The company, the world’s largest hotel operator by number of rooms, reported that revenue per available room — the industry’s preferred measure of sales — rose 4.8 per cent in the quarter, compared with 5.8 per cent in the first half of the year and 5.1 per cent in the year to date. Despite the slowdown, the performance beat analysts’ forecasts of an increase of 3.9 per cent.

IHG shares were up 4.85 per cent at £24.23 in mid morning trading on Tuesday. They have risen 6.5 per cent in the past 12 months, ahead of the FTSE 100, which has climbed just 1.5 per cent in the same period.

Tuesday’s jump came after a rocky September, when IHG’s shares shed 7 per cent as rivals struggled. US peer Host Hotels & Resorts trimmed its earnings guidance amid weak demand in August.

A number of US hotel real estate investment trusts, including La Quinta and Pebblebrook, also cut guidance last month, sparking concerns that expansion by large hotel operators had not been matched by rising demand.

In the third quarter, the best-performing markets for IHG were Europe, where revenue per available room rose 7.8 per cent, Asia, the Middle East and Africa, where growth was 7.1 per cent.

Greater China fell 0.7 per cent, however, as occupancy growth was offset by a decline in room rates.

Analysts had been expecting growth of 0.8 per cent in China. However, the company noted that revenue per available room in mainland China was up 2.1 per cent.

Richard Solomons, IHG chief executive, said: “Looking ahead to the remainder of this year, we are encouraged by current trading trends and remain confident in the outlook.”

Overall IHG had 726,876 hotel rooms in the third quarter and has agreed to open a further 16,040. It has another 217,709 in the pipeline, which are not yet confirmed.

The company continued to reduce its property portfolio, while retaining management contracts to operate the hotels. In July, it sold its flagship Hong Kong hotel for $938m — well over the $298m valuation for the building — a deal it said completed its major asset disposal programme.

Activist investors including Nelson Peltz and more recently US hedge fund Marcato have been scrutinising IHG’s management in recent years. Last year, the company returned more than $1bn to shareholders, including a $763m special dividend in May.

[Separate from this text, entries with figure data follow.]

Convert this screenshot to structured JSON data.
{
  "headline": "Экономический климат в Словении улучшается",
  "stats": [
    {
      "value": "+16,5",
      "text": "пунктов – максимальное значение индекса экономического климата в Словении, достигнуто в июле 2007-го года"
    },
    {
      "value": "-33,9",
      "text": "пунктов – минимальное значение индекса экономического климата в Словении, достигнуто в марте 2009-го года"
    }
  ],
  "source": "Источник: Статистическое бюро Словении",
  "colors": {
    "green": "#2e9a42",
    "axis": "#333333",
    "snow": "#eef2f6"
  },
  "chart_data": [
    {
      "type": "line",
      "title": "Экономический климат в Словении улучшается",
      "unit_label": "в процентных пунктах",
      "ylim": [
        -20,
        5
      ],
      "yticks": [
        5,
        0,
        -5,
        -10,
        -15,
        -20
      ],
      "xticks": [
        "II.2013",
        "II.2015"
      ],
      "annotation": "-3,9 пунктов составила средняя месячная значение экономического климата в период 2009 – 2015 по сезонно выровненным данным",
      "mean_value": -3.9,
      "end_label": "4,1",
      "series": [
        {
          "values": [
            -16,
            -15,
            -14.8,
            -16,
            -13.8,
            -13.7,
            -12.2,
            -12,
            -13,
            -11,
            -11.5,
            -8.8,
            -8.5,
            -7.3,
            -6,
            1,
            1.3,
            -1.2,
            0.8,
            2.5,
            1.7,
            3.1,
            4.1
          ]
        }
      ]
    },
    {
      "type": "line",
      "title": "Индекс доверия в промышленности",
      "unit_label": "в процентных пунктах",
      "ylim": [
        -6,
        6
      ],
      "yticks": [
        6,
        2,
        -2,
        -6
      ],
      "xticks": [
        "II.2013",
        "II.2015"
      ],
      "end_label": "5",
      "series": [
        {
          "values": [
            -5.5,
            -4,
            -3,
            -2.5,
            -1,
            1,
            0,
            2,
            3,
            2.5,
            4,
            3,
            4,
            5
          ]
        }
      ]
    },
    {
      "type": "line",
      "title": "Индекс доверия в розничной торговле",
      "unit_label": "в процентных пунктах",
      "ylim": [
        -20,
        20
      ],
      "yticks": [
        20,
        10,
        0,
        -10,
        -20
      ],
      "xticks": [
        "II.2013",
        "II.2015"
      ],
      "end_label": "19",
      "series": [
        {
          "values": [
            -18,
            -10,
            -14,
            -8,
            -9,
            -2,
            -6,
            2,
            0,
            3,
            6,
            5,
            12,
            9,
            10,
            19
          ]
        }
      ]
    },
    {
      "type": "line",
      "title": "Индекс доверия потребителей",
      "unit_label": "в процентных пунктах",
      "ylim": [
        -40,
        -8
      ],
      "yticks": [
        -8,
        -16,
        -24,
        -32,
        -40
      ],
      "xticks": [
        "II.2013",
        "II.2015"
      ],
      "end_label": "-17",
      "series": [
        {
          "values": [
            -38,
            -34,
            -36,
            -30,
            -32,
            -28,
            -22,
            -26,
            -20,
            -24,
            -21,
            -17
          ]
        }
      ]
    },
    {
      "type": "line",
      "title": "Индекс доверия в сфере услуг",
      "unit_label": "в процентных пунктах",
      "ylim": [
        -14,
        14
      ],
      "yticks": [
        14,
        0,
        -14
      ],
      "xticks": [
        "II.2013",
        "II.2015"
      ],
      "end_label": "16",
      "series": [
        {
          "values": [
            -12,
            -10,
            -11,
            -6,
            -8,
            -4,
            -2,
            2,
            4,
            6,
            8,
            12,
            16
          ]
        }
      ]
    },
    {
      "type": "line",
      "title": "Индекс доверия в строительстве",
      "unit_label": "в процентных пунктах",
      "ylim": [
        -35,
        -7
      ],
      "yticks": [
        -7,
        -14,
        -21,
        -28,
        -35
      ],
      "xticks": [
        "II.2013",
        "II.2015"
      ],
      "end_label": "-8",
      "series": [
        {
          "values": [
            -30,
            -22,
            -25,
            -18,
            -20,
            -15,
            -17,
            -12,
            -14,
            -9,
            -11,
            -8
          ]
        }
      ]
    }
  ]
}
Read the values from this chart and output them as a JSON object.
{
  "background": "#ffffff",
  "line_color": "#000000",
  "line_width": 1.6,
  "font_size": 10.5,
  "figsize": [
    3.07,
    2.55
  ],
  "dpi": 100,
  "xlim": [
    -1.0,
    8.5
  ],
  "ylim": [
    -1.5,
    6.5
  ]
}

In July, the Financial Times reported that IHG had held early stage talks with Starwood Hotels & Resorts over a union to create the world’s largest hotel group, after Starwood effectively put itself up for sale in April. IHG responded that it was not at that time in talks with Starwood with a view to a combination of the businesses. There is also speculation that the Holiday Inn owner is reportedly close to buying luxury hotel chain Fairmont.